Pedestrians today are very vulnerable on urban roads. Clear communication between drivers and pedestrians is one way to reduce their plight. Non-verbal communication in particular plays an important role in road safety, and eye contact is a kind of non-verbal communication that has the potential to minimize on-road collisions. However, with the advent of automated vehicles, driver-pedestrian eye contact loses its meaning since there is no longer a driver. It is therefore useful to study and detect eye contact so that the knowledge obtained may be applied to automated vehicles of the future. To this end, the following research goals were adopted: (a) What is eye contact between a pedestrian and a driver in a car? How can eye contact be defined/operationalized using an algorithm?, (b) How accurate is the algorithm that operationalizes eye contact?, and (c) How is it possible to use two eye-trackers with inertial measurement units (IMUs) and pedestrian recognition in a Toyota Prius car to reconstruct the entire driver-pedestrian interaction through a 3-D animation? An indoor experiment, designed to resemble a driver-pedestrian interaction at a pedestrian crossing was conducted with 31 participants. Participants’ (pedestrians’) eyes were tracked using a Tobii Pro Glasses 2 eye-tracker and the researcher’s (driver’s) eyes were tracked using a Smart Eye Pro dx eye-tracker,
both of which were synchronized. Participants’ locations were also tracked using a stereo camera equipped with pedestrian detection capabilities. Pedestrians imagined that they were on a real road and performed six types of trials
where they stood on / crossed from the left / right side curb in front of the stationary vehicle while either making eye contact or not making eye contact with the driver. The order of the trials was randomized, and each trial consisted of 3 repetitions of a driver-pedestrian interaction. If the driver and pedestrian were looking at each other at the same time there was eye contact, otherwise there was no eye contact. Significant differences in the percentages of eye contact between pedestrians standing on the left (median duration of 0.42 s) and the right (median duration of 0.54 s) were found. No significant differences in the percentages of eye contact between pedestrians crossing from the left (median duration of 1.23 s) and the right (median duration of 1.39 s) were found. Eye contact instants within trials were algorithmically detected by finding the angle between the 3-D gaze direction vectors of the driver and the pedestrian, and comparing it to an ‘eye contact threshold’. Trials were classified as either involving eye contact or not involving eye contact based on their percentages of eye contact instants.
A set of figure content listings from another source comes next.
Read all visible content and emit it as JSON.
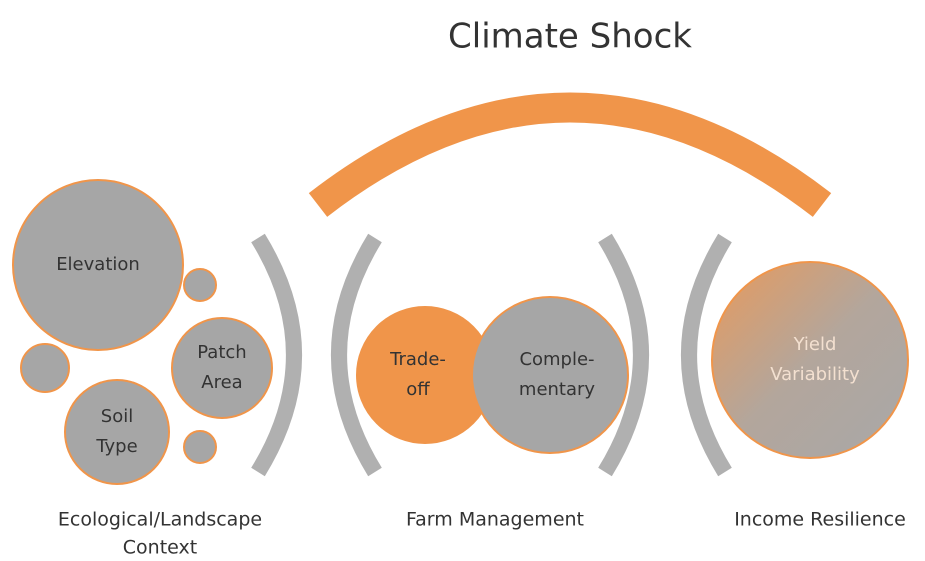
{
  "title": "Climate Shock",
  "nodes": [
    {
      "lines": [
        "Elevation"
      ]
    },
    {
      "lines": [
        "Patch",
        "Area"
      ]
    },
    {
      "lines": [
        "Soil",
        "Type"
      ]
    },
    {
      "lines": [
        "Trade-",
        "off"
      ]
    },
    {
      "lines": [
        "Comple-",
        "mentary"
      ]
    },
    {
      "lines": [
        "Yield",
        "Variability"
      ]
    }
  ],
  "sections": [
    {
      "lines": [
        "Ecological/Landscape",
        "Context"
      ]
    },
    {
      "lines": [
        "Farm Management"
      ]
    },
    {
      "lines": [
        "Income Resilience"
      ]
    }
  ]
}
The classification performance of the algorithm was quantified using two ground truths: (1) Imposed eye contact (in half of the trials, participants were instructed to make eye contact; in the other half, participants were instructed not to make eye contact), and (2) Manually annotated areas of interest (AOIs) from the Tobii Pro Glasses 2 showing pedestrian eye contact seeking. The algorithm’s performance was found to be fair/poor and eye contact could be detected with an accuracy of 15-30°. A 3-D reconstruction of the driver-pedestrian interaction was achieved (in the form of an animation) by using the locations, head orientations and gaze directions of the driver and the pedestrian. This thesis provides objective measurements of driver-pedestrian eye contact and demonstrates how eye contact may be detected and reconstructed for use in automated vehicles of the future.